THE number of vulnerable pupils in Scottish schools has reached a record high at a time of cuts to support services, new figures show.

Statistics from the Scottish Government show the number of pupils with Additional Support Needs (ASN) is 183,491.

The figure represents more than a quarter of the overall pupil population and an increase of over 55 per cent since 2012.

The Scottish Children’s Services Coalition, which represents independent providers of special needs education, said council spending on ASN had been slashed in recent years.

A coalition spokesman said: “It is promising that this increase tells us more young people with ASN are being identified, but it comes against a worrying background of cuts.

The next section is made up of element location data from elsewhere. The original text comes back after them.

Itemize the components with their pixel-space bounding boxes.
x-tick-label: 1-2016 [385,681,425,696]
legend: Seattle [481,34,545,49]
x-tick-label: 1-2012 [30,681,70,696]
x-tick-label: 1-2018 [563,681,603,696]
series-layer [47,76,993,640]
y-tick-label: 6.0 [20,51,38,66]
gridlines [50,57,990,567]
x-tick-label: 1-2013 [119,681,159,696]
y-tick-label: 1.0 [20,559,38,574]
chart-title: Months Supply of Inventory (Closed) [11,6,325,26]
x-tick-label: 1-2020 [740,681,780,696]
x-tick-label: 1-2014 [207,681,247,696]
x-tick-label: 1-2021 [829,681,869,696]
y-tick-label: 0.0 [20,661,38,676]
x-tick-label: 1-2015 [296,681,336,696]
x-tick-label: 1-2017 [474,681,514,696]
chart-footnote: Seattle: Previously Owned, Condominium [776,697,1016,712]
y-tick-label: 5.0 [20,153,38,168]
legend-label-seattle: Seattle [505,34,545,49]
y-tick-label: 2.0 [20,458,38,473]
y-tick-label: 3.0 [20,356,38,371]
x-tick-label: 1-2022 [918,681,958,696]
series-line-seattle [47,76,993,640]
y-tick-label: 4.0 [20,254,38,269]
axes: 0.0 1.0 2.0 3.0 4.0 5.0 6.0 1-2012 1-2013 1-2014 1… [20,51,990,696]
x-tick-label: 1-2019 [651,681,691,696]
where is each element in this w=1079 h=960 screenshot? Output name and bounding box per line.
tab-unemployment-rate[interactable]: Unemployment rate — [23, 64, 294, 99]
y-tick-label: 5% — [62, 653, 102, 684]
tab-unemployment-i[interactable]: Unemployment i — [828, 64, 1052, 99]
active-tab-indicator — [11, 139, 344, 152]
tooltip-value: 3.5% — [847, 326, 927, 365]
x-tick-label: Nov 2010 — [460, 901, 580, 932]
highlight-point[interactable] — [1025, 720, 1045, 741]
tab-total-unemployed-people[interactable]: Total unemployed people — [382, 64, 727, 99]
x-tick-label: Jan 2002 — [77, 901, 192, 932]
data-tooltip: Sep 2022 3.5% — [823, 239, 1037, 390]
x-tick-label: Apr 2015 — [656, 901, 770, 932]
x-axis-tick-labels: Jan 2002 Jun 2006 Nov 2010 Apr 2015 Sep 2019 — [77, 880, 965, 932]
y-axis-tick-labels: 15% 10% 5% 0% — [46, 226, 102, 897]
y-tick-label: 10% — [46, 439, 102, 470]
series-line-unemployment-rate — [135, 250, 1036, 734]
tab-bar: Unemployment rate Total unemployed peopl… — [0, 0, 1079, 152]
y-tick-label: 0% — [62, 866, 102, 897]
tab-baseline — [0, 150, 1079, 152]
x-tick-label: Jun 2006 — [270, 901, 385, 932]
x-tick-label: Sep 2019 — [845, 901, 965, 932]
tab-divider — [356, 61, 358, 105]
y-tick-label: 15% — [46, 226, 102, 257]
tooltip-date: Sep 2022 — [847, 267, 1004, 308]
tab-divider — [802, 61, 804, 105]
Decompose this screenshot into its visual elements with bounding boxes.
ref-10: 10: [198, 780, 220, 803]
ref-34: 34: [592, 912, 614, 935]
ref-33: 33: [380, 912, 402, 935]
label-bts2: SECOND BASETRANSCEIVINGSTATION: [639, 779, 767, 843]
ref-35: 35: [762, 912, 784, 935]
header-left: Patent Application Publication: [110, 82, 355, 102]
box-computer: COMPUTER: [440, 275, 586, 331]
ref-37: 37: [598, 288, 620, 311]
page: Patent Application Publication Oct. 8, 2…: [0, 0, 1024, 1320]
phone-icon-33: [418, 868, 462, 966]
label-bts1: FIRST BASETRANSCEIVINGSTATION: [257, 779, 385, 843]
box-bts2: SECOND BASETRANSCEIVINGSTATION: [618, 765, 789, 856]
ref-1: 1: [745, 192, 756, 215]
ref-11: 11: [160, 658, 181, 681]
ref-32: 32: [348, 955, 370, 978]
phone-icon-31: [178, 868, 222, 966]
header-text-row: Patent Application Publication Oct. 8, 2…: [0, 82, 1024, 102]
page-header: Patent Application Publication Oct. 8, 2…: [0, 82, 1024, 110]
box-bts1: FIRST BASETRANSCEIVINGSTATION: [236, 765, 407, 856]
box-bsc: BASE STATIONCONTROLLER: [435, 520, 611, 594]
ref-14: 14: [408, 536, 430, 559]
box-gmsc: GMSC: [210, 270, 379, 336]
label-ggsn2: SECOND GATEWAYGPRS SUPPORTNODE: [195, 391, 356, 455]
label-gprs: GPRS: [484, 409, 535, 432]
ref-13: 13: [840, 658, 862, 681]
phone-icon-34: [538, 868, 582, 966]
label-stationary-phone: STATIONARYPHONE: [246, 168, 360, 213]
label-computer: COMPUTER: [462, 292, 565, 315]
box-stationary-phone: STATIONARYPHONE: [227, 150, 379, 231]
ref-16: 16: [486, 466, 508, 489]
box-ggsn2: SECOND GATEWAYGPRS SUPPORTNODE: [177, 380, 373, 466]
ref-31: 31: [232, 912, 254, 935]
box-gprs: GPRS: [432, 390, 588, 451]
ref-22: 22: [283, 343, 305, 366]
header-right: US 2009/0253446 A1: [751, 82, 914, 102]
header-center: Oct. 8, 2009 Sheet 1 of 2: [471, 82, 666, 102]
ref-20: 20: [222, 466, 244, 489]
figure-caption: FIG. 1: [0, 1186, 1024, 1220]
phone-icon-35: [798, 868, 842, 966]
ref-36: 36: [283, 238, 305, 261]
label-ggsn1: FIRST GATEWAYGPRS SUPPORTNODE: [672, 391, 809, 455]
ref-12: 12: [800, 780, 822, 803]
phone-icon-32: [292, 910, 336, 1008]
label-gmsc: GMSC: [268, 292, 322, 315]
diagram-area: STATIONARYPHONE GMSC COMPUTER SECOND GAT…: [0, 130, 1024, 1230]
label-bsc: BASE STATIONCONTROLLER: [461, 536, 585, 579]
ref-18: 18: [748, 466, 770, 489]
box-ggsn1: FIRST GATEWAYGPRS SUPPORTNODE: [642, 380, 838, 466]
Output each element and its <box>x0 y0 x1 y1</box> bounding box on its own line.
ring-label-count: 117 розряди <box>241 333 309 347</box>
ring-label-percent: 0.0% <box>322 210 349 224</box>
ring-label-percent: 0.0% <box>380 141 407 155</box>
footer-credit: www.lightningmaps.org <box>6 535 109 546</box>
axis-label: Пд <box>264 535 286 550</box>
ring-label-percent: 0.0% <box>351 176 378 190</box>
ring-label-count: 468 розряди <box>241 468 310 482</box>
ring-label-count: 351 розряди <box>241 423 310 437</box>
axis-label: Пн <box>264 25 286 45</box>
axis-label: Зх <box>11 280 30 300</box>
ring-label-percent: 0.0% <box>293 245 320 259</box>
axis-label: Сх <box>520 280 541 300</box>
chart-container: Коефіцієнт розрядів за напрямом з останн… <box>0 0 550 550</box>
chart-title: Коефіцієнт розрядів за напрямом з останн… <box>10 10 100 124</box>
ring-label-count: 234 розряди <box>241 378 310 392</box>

“The cost to society if investment is not increased will hinder any efforts to close the educational attainment gap.”

Liz Smith, education spokeswoman for the Scottish Conservative Party, described the statistics as “alarming”.

She said: “This comes at a time when there are significant pressures on teachers with specialist skills.”

Under the 2004 Education (Additional Support for Learning) (Scotland) Act a statutory duty is placed on councils to identify, provide for and review the additional support needs of their pupils.

ASN covers pupils with a range of issues including learning disabilities, dyslexia, a visual or hearing impairment, language or speech disorders, autism and social, emotional and behavioural difficulties.

In May last year a poll by the ENABLE Scotland charity found 70 per cent of ASN pupils said they lacked support while 94 per cent of parents felt schools were not getting enough resources.

The survey, of more than 250 parents and children, also found 85 per cent of young people with learning disabilities said they were excluded from opportunities offered to other pupils.